Paucimonas

Scientific classification
- Domain: Bacteria
- Kingdom: Pseudomonadati
- Phylum: Pseudomonadota
- Class: Betaproteobacteria
- Order: Burkholderiales
- Family: Oxalobacteraceae
- Genus: Paucimonas Jendrossek 2001
- Species: P. lemoignei
- Binomial name: Paucimonas lemoignei (Delafield et al. 1965) Jendrossek 2001
- Synonyms: Pseudomonas lemoignei Delafield et al. 1965

= Paucimonas =

- Genus: Paucimonas
- Species: lemoignei
- Authority: (Delafield et al. 1965) Jendrossek 2001
- Synonyms: Pseudomonas lemoignei Delafield et al. 1965
- Parent authority: Jendrossek 2001

Genus of bacteria

Paucimonas lemoignei, formerly Pseudomonas lemoignei, is a Gram-negative soil bacterium. It is aerobic, motile, and rod-shaped. It is the only species in the genus Paucimonas.

== Basic information ==
Sources:

- Straight to slightly curved rods. Motile by a single polar flagellum. Endospores not found.
- The only known habitat is soil, particularly the rhizosphere, but not associated with plants.
- Obligate aerobic. Chemoorganotrophic. Characterized by restricted metabolism.
- Most strains are able to fix nitrogen.
- Grows between pH 5.5 and 9.0. Optimum temperature is near 30 °C, but no growth is observed above 41 °C.
- Colonies are circular, small, white to beige, and adherent to the agar.

== Taxonomy ==
Sources:

Paucimonas lemoignei is established by Delafield et al. in 1965, and transferred by Jendrossek in 2001 after reevaluating its 16S rDNA sequence. This is a big shift from one class to another. P. lemoignei is so far the only species under the genus Paucimonas.

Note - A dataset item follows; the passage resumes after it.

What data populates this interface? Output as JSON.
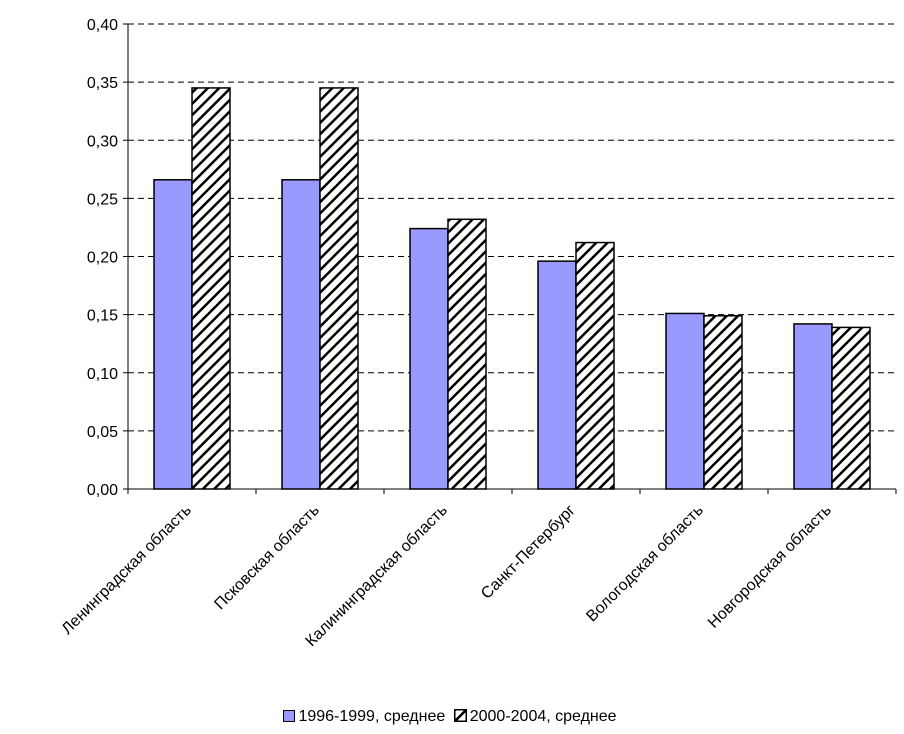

"Paucus" means little or few. "Paucimonas" refers to bacterium with restricted catabolic capacities. P. lemoignei is named after the French microbiologist Maurice Lemoigne who first described poly-3-hydroxybutyrate (PHB) as a constituent of bacterial cells.

== Metabolic properties ==
Sources:

Paucimonas lemoignei are originally isolated from soil rich in poly-3-hydroxybutyrate (PHB). There are only 10 known substrates, mostly organic acids, that can be used for P. lemoignei as a sole carbon source. Sugars, sugar acids, alcohols, polyalcohols, amino acids, polypeptides, and polyols do not support its growth. Preferred carbon sources include: acetate, pyruvate, succinate, butyrate, 3-hydroxybutyrate, valerate and 3-hydroxyvalerate.

== Application ==
Polyhydroxyalkanoates (PHA) are polyesters that can be used to make biodegradable and biocompatible thermoplastics, attracting commercial interests with the growing awareness of sustainability. PHA-degrading bacteria are mainly proteobacteria. (Note: PHB and PHV mentioned above are two types belonging to the PHA family.)

P. lemoignei can encode five kinds of extracellular PHA depolymerase, all of which hydrolyze PHB at high specific activities. It hydrolyzes the 3-hydroxybutyrate dimer with the highest specific activity of any of the enzymes reported so far. In addition, the purified enzymes are remarkably stable and active at high temperature (60 °C), high pH (up to 12.0), low ionic strength (distilled water), and in solvents (e.g. n-propyl alcohol).

The PHA depolymerases of P. lemoignei demonstrate a stable expression and secretion in recombinant Escherichia coli. The processing sites of the precursors in E. coli were the same as that in P. lemoignei, and similar substrate specificities were determined for the wild-type and the recombinant proteins. This lays the foundation for streamlined production of extracellular PHA depolymerases.